The château de Colpach in Colpach-Bas  Photo: Romain Gamba / Maison Moderne

The château de Colpach in Colpach-Bas  Photo: Romain Gamba / Maison Moderne

The château de Colpach in the west of Luxembourg, near the Belgian border, was once a high society hotspot and salon of the artistic elite. But for ten years, it has been sitting empty, waiting for life to return.

The earliest reference of a castle in Colpach-Bas dates to the 14th century. A local family, the Pforzheims, acquired what was then a medieval fortress and in the 1700s converted it into something more akin to a manor house. It was under power couple Baron Edouard de Marches and Cécile Papier that the castle would first become a hub for Luxembourg’s high society.

After her husband’s death, Papier married Hungarian painter Mihály Munkácsy and the pair used the house as their summer residence. Notable guests included composer Franz Liszt who stayed at the château in July 1886. During this visit to the grand duchy, he would give his last ever piano recital, at the Casino Bourgeois, now the Casino Luxembourg contemporary art centre.

Luxembourg steel magnate Emile Mayrisch acquired the property in 1917, two years after Papier’s death, and lived there with his wife, Aline. Both were passionate about art and literature but also philanthropy. Aline Mayrisch founded the Luxembourg Red Cross.

“When Aline Mayrisch died, she gave the castle and its ground to the Red Cross, to either create a rehabilitation centre or a facility for children,” said Jean-Philippe Schmit.

Schmit is the rehabilitation centre’s director general. The facility provides general care but also specialised rehabilitation for cancer patients during and after treatment. But none of the activities take place within the castle’s walls anymore. “We had foreseen it at the start,” said Schmit, but in consultation with the national monuments’ commission, the Red Cross settled on a new purpose-built facility next door.

Residents of a convalescent home, established to honour Aline Mayrisch’s 1947 will and testament, were moved to the new premises in 2010 and the building has since been standing empty.

Monthly inspection

Over the years, the Red Cross has been accused of letting it fall into disrepair, Schmit said. “If we hadn’t done anything, I think it would have collapsed by now,” he said about the château’s upkeep.

The building is inspected monthly for repairs, but any larger renovation works are pending a project to develop the site. Numerous ideas--a regional library, museum or tourism centre--have all come to nothing. And Schmit said he couldn’t imagine the historic site ever being turned into a commercial enterprise, such as a hotel.

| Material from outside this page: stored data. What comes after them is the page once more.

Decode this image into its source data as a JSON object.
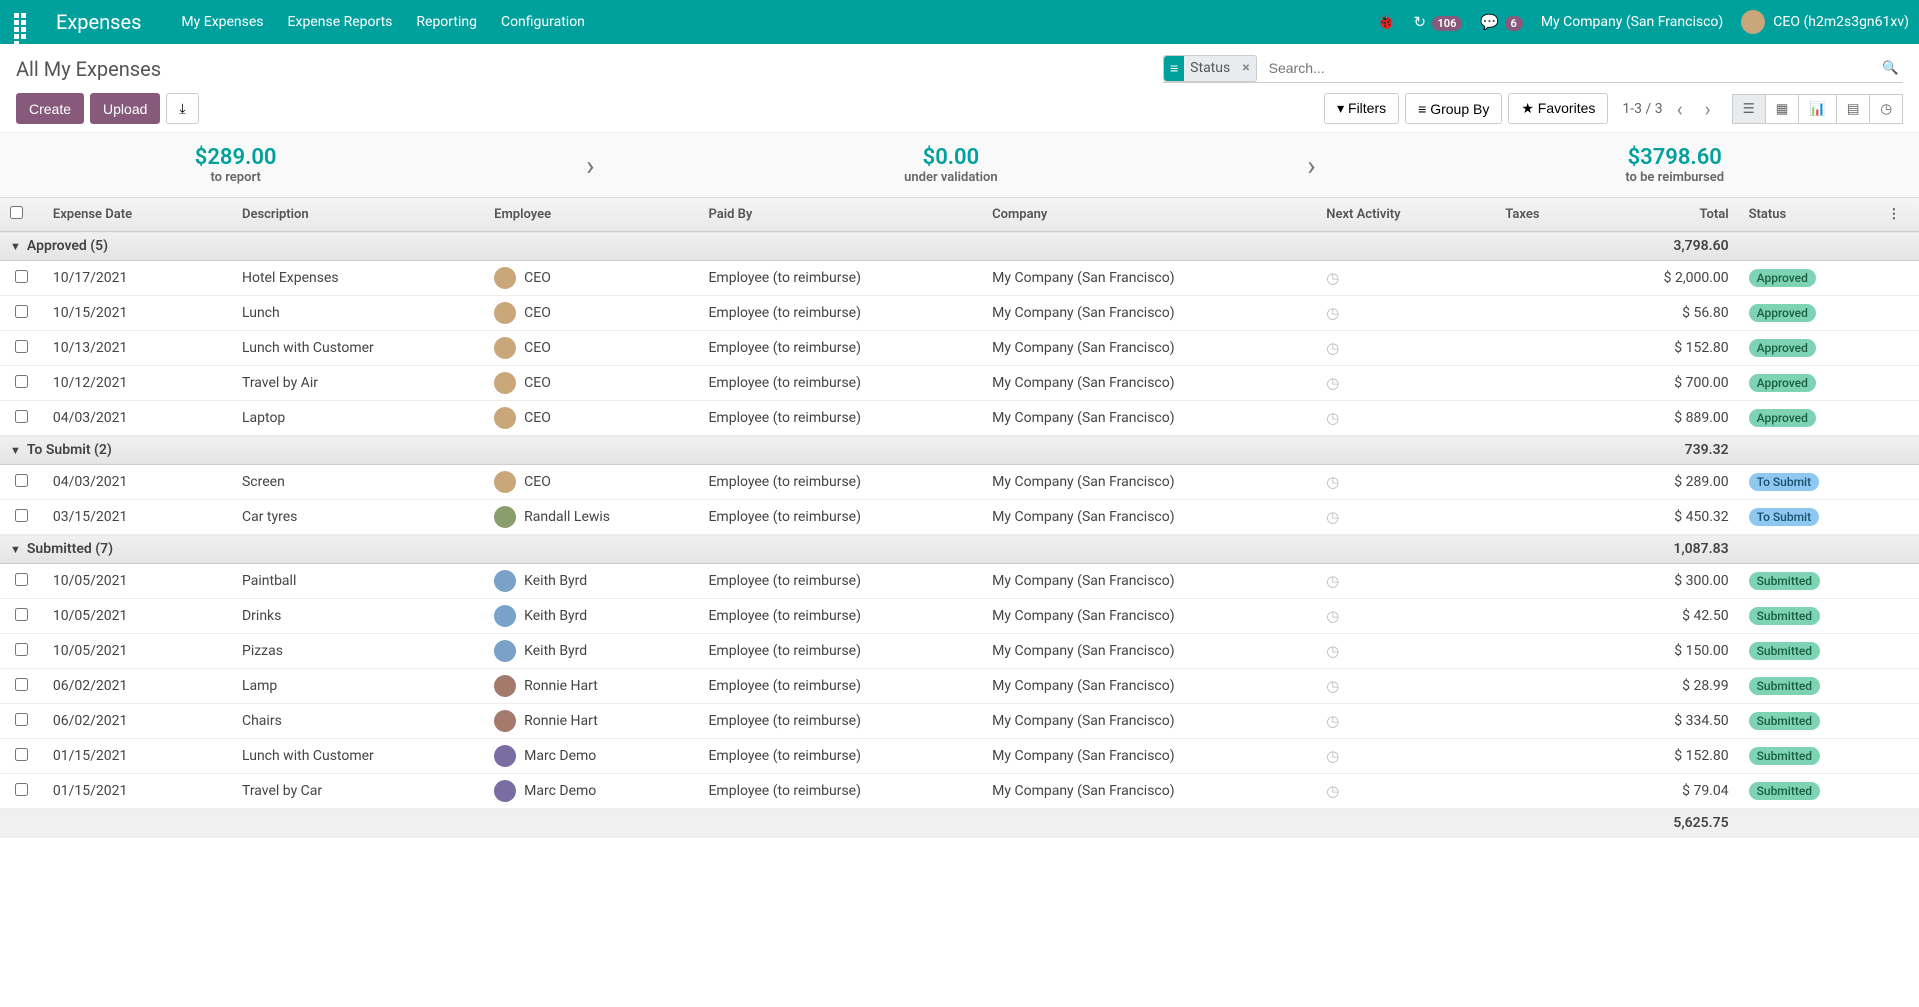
{
  "header": {
    "brand": "Expenses",
    "menu": [
      "My Expenses",
      "Expense Reports",
      "Reporting",
      "Configuration"
    ],
    "debug_badge": "106",
    "chat_badge": "6",
    "company": "My Company (San Francisco)",
    "user": "CEO (h2m2s3gn61xv)"
  },
  "page": {
    "title": "All My Expenses",
    "facet_label": "Status",
    "search_placeholder": "Search...",
    "create_label": "Create",
    "upload_label": "Upload",
    "filters_label": "Filters",
    "groupby_label": "Group By",
    "favorites_label": "Favorites",
    "pager_value": "1-3 / 3"
  },
  "dashboard": {
    "to_report_value": "$289.00",
    "to_report_label": "to report",
    "under_validation_value": "$0.00",
    "under_validation_label": "under validation",
    "reimbursed_value": "$3798.60",
    "reimbursed_label": "to be reimbursed"
  },
  "columns": {
    "date": "Expense Date",
    "description": "Description",
    "employee": "Employee",
    "paid_by": "Paid By",
    "company": "Company",
    "activity": "Next Activity",
    "taxes": "Taxes",
    "total": "Total",
    "status": "Status"
  },
  "groups": [
    {
      "title": "Approved (5)",
      "total": "3,798.60",
      "rows": [
        {
          "date": "10/17/2021",
          "desc": "Hotel Expenses",
          "emp": "CEO",
          "avatar": "1",
          "paid": "Employee (to reimburse)",
          "company": "My Company (San Francisco)",
          "total": "$ 2,000.00",
          "status": "Approved",
          "status_class": "approved"
        },
        {
          "date": "10/15/2021",
          "desc": "Lunch",
          "emp": "CEO",
          "avatar": "1",
          "paid": "Employee (to reimburse)",
          "company": "My Company (San Francisco)",
          "total": "$ 56.80",
          "status": "Approved",
          "status_class": "approved"
        },
        {
          "date": "10/13/2021",
          "desc": "Lunch with Customer",
          "emp": "CEO",
          "avatar": "1",
          "paid": "Employee (to reimburse)",
          "company": "My Company (San Francisco)",
          "total": "$ 152.80",
          "status": "Approved",
          "status_class": "approved"
        },
        {
          "date": "10/12/2021",
          "desc": "Travel by Air",
          "emp": "CEO",
          "avatar": "1",
          "paid": "Employee (to reimburse)",
          "company": "My Company (San Francisco)",
          "total": "$ 700.00",
          "status": "Approved",
          "status_class": "approved"
        },
        {
          "date": "04/03/2021",
          "desc": "Laptop",
          "emp": "CEO",
          "avatar": "1",
          "paid": "Employee (to reimburse)",
          "company": "My Company (San Francisco)",
          "total": "$ 889.00",
          "status": "Approved",
          "status_class": "approved"
        }
      ]
    },
    {
      "title": "To Submit (2)",
      "total": "739.32",
      "rows": [
        {
          "date": "04/03/2021",
          "desc": "Screen",
          "emp": "CEO",
          "avatar": "1",
          "paid": "Employee (to reimburse)",
          "company": "My Company (San Francisco)",
          "total": "$ 289.00",
          "status": "To Submit",
          "status_class": "tosubmit"
        },
        {
          "date": "03/15/2021",
          "desc": "Car tyres",
          "emp": "Randall Lewis",
          "avatar": "3",
          "paid": "Employee (to reimburse)",
          "company": "My Company (San Francisco)",
          "total": "$ 450.32",
          "status": "To Submit",
          "status_class": "tosubmit"
        }
      ]
    },
    {
      "title": "Submitted (7)",
      "total": "1,087.83",
      "rows": [
        {
          "date": "10/05/2021",
          "desc": "Paintball",
          "emp": "Keith Byrd",
          "avatar": "2",
          "paid": "Employee (to reimburse)",
          "company": "My Company (San Francisco)",
          "total": "$ 300.00",
          "status": "Submitted",
          "status_class": "submitted"
        },
        {
          "date": "10/05/2021",
          "desc": "Drinks",
          "emp": "Keith Byrd",
          "avatar": "2",
          "paid": "Employee (to reimburse)",
          "company": "My Company (San Francisco)",
          "total": "$ 42.50",
          "status": "Submitted",
          "status_class": "submitted"
        },
        {
          "date": "10/05/2021",
          "desc": "Pizzas",
          "emp": "Keith Byrd",
          "avatar": "2",
          "paid": "Employee (to reimburse)",
          "company": "My Company (San Francisco)",
          "total": "$ 150.00",
          "status": "Submitted",
          "status_class": "submitted"
        },
        {
          "date": "06/02/2021",
          "desc": "Lamp",
          "emp": "Ronnie Hart",
          "avatar": "4",
          "paid": "Employee (to reimburse)",
          "company": "My Company (San Francisco)",
          "total": "$ 28.99",
          "status": "Submitted",
          "status_class": "submitted"
        },
        {
          "date": "06/02/2021",
          "desc": "Chairs",
          "emp": "Ronnie Hart",
          "avatar": "4",
          "paid": "Employee (to reimburse)",
          "company": "My Company (San Francisco)",
          "total": "$ 334.50",
          "status": "Submitted",
          "status_class": "submitted"
        },
        {
          "date": "01/15/2021",
          "desc": "Lunch with Customer",
          "emp": "Marc Demo",
          "avatar": "5",
          "paid": "Employee (to reimburse)",
          "company": "My Company (San Francisco)",
          "total": "$ 152.80",
          "status": "Submitted",
          "status_class": "submitted"
        },
        {
          "date": "01/15/2021",
          "desc": "Travel by Car",
          "emp": "Marc Demo",
          "avatar": "5",
          "paid": "Employee (to reimburse)",
          "company": "My Company (San Francisco)",
          "total": "$ 79.04",
          "status": "Submitted",
          "status_class": "submitted"
        }
      ]
    }
  ],
  "grand_total": "5,625.75"
}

“We are approaching a solution,” he said. The Red Cross is in talks to establish a so-called second chance school, which offers general education and vocational training to young people who dropped out of school without any qualifications.

The centre could provide training for people working in kitchens, care jobs, administration, forest management and landscaping, Schmit said. And it would fulfil Aline Mayrisch’s wish for the château to be a place for young people, too.

European heritage

In the meantime, the Red Cross rents the castle out as a location to film production companies. The money helps fund its upkeep. “The Red Cross does not to use donations to renovate the castle,” Schmit said. “When someone donates money to the Red Cross, it is dedicated to benefitting vulnerable persons and not to renovate a castle.”

Among Schmit’s favourite rooms in the château are its library, the smoking room--wood panelled and with a magnificent view of the gardens--and the so-called blue room. French author and Nobel prize winner André Gide stayed in this room when visiting the Mayrischs. He was a family friend.

“It’s a historic site for Luxembourg and indeed for Europe,” said Schmit, not only because of the Mayrisch’s love for art and culture. Emile Mayrisch in the 1920s led the creation of a steel union--the “Entente internationale de l’Acier”--between Germany, France, Belgium and Luxembourg, a precursor of the European Coal and Steel Community. The Entente would collapse with the 1929 economic crash and advent of the Second World War.

Mayrisch in 1926 also helped found the “Comité franco-allemand d’information et de documentation” at his castle in Colpach, an organisation with offices in Paris and Berlin aimed at fighting misinformation and furthering friendship between both countries in the wake of WW1. 

Global art collection

An art historian who lives near the château, Patricia De Zwaef, helped the Red Cross assess the collection it inherited with the building. Mayrisch accumulated an impressive array of works during his lifetime, some of which passed down in the family. Others have been sold over the years.

Edouard Vuillard’s “Félix Vallotton in His Studio” (1900), for example, is on display at the Musée d’Orsay in Paris while the Metropolitan Museum of Art in New York owns the painter’s “The Album” (1895).

Valuable items, also including books, have been preserved with the help of the national museum of art and history (MNHA). Some furniture of the era remains in the building. A series of sculptures is scattered around the castle gardens, which are open for visitors.

Refurbishing the site won’t be an easy task as the building will have to respond to contemporary needs, such as wheelchair accessibility, while complying with monument protection rules. “It’s quite complex,” said Schmit, who hopes that plans for the château to be filled with new life will come to fruition soon. “I have fallen in love with this place,” he said.